张隽琛笑着看她,看她满脸惊讶,惊讶里透出惊喜来。他心里获得了极大的满足。

“既然喜欢,为何不拥有?”张隽琛说着,把另外一个东西也递给了她。

他站起身,把盒子打开。美人坊的礼盒做得精致,还有丝带。

打开后,露出里面柔软的烟青色头巾。

薄纱般,如琉璃。

愿时惜看向张隽琛:“我,我不能收……”

“来不往非礼也。你与我听了免费的一节课,与我做了一碗阳春面,”张隽琛说罢,将书往她手里推了推,又把头巾往她那里送:“而这,是一颗洁白圆滚的煎蛋。”

书是面,煎蛋是纱巾。

但他终究不是这样古板的人。张隽琛笑得明朗,微微弯下腰看她:“可我觉得,这都不算,也都说不清。”

书怎么能是面,煎蛋怎么能是纱巾。

愿时惜侧过头,将书收下了,可纱巾没有。

张隽琛道:“我先前见你从驿局出来,面有难色,愿意说与我听吗?”

愿时惜将书本放在桌面上,看着张隽琛:“张少,你为何住在湘京?”

张隽琛一愣:“我,我是湘京人。自幼长在湘京……”

愿时惜垂下眼眸,轻轻摇了摇头:“我不是。”她声音轻柔软绵,不是那浸泡过蜜的樱桃。

是春风细雨,是化了白糖的梨水。

“战乱时节,大家都是异乡人。张公子,你是一个幸运的人。”

“我来湘京,是为了找我失散多年的姐姐。”

“而我开书堂,帮别人写书信,是为了生活,也为了一份善心。”

她说罢,嘴角笑意清线,浅里带着深愁。

愿时惜绕过桌面,走到一边,看向圆拱门外:“张少你看,这巷子这么长,住了多少人,多人等待宁静与安慰的人。”
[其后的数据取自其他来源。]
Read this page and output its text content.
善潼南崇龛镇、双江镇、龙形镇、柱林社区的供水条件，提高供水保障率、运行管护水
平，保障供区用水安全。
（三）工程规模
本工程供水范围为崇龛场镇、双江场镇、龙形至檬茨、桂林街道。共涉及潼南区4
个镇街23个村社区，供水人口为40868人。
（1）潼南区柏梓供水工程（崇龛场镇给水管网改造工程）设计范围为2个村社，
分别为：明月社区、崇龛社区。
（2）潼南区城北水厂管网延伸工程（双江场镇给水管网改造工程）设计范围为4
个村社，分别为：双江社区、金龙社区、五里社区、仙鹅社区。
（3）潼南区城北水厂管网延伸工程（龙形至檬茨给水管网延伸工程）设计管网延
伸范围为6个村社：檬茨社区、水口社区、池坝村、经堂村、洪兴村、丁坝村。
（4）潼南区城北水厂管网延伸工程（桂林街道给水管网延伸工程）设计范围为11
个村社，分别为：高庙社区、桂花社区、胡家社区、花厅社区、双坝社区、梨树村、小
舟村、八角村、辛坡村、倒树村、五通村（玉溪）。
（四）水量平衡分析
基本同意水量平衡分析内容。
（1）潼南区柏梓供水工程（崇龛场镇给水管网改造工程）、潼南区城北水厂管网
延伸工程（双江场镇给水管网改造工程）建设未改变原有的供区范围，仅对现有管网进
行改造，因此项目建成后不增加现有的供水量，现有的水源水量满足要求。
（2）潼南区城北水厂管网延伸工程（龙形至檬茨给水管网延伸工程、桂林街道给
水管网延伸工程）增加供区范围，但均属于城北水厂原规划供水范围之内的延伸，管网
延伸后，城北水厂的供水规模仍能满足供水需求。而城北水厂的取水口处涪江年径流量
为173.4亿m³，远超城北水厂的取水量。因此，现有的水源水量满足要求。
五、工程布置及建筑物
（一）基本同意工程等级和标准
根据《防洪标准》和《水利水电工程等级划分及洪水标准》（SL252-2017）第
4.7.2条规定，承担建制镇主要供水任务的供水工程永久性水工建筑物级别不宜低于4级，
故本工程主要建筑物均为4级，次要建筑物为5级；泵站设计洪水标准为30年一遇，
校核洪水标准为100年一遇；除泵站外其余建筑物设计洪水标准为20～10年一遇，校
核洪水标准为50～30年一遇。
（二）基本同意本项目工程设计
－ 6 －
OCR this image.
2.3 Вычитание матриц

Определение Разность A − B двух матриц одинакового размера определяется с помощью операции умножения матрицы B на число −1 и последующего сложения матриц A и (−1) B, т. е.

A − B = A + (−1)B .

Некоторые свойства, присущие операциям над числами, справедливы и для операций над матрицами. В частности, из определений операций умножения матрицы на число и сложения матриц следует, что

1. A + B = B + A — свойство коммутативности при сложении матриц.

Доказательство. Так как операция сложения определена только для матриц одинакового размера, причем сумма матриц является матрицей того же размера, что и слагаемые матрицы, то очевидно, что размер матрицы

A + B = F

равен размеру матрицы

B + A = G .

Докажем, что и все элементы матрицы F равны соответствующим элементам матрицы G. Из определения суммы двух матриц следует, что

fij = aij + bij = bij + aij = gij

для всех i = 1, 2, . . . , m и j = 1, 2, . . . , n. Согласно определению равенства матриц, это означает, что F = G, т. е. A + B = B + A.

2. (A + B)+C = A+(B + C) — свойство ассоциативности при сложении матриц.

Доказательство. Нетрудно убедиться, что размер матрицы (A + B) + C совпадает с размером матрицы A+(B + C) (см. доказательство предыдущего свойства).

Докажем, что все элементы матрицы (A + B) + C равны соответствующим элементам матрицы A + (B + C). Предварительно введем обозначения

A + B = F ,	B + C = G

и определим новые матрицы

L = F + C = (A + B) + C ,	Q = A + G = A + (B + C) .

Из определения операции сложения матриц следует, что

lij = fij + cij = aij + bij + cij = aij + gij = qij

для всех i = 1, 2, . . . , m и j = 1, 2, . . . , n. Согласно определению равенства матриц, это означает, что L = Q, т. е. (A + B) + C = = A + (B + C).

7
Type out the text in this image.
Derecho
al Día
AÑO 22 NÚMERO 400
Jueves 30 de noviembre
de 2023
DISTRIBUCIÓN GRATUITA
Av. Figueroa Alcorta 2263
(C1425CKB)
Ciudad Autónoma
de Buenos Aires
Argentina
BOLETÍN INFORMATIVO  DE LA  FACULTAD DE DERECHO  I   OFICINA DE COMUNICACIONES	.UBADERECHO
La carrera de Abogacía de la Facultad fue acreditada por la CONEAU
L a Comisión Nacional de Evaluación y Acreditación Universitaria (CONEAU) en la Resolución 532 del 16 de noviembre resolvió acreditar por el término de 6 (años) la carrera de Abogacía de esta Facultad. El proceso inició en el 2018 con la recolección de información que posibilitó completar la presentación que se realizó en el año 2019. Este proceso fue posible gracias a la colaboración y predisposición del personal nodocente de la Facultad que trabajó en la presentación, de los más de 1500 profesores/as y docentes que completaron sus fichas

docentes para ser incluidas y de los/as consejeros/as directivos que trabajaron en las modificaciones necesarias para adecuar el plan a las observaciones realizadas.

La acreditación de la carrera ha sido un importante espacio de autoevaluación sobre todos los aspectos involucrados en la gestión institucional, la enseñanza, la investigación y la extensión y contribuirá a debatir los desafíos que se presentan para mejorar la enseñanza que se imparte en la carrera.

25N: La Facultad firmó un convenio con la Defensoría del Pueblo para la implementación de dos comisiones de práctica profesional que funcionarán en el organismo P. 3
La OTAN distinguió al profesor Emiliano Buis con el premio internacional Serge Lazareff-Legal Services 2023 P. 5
“我感谢你的书,你的殷勤。来而不往非礼也。我还的礼给了不了你那样重的泰山那样轻的鸿毛。”

“张公子,我能给你的只有一碗加了煎蛋阳春面。”

她说得这样云淡风轻,像是在说别人的故事,像是在跟她谈论早上的阳光暖不暖和这样稀松平常的问题。

张隽琛脸色却是难以这样轻松。

“我……”

张皇一个字吐露出口,他不知怎么再说下去。

说什么,都是唐突,都是……

良久,这位洋派绅士还是秉持了他的礼。

“我,走了。”

他匆匆离开。

愿时惜看着脚下搬着石头回巢的蚂蚁。微微一笑。

谁能相信,谁敢相信。

这样温柔如水的女子,却有着如松的骨,如针般的言辞。

张隽琛坐在窗台边,脸上神色难测。

“喂,你在这看什么呢,我家院子外头黑漆漆的一片。”林恪朝走来,手上递给张隽琛一杯酒。

张隽琛勾了勾唇角:“就是黑才好看,方便。”

林恪朝:“嗤——”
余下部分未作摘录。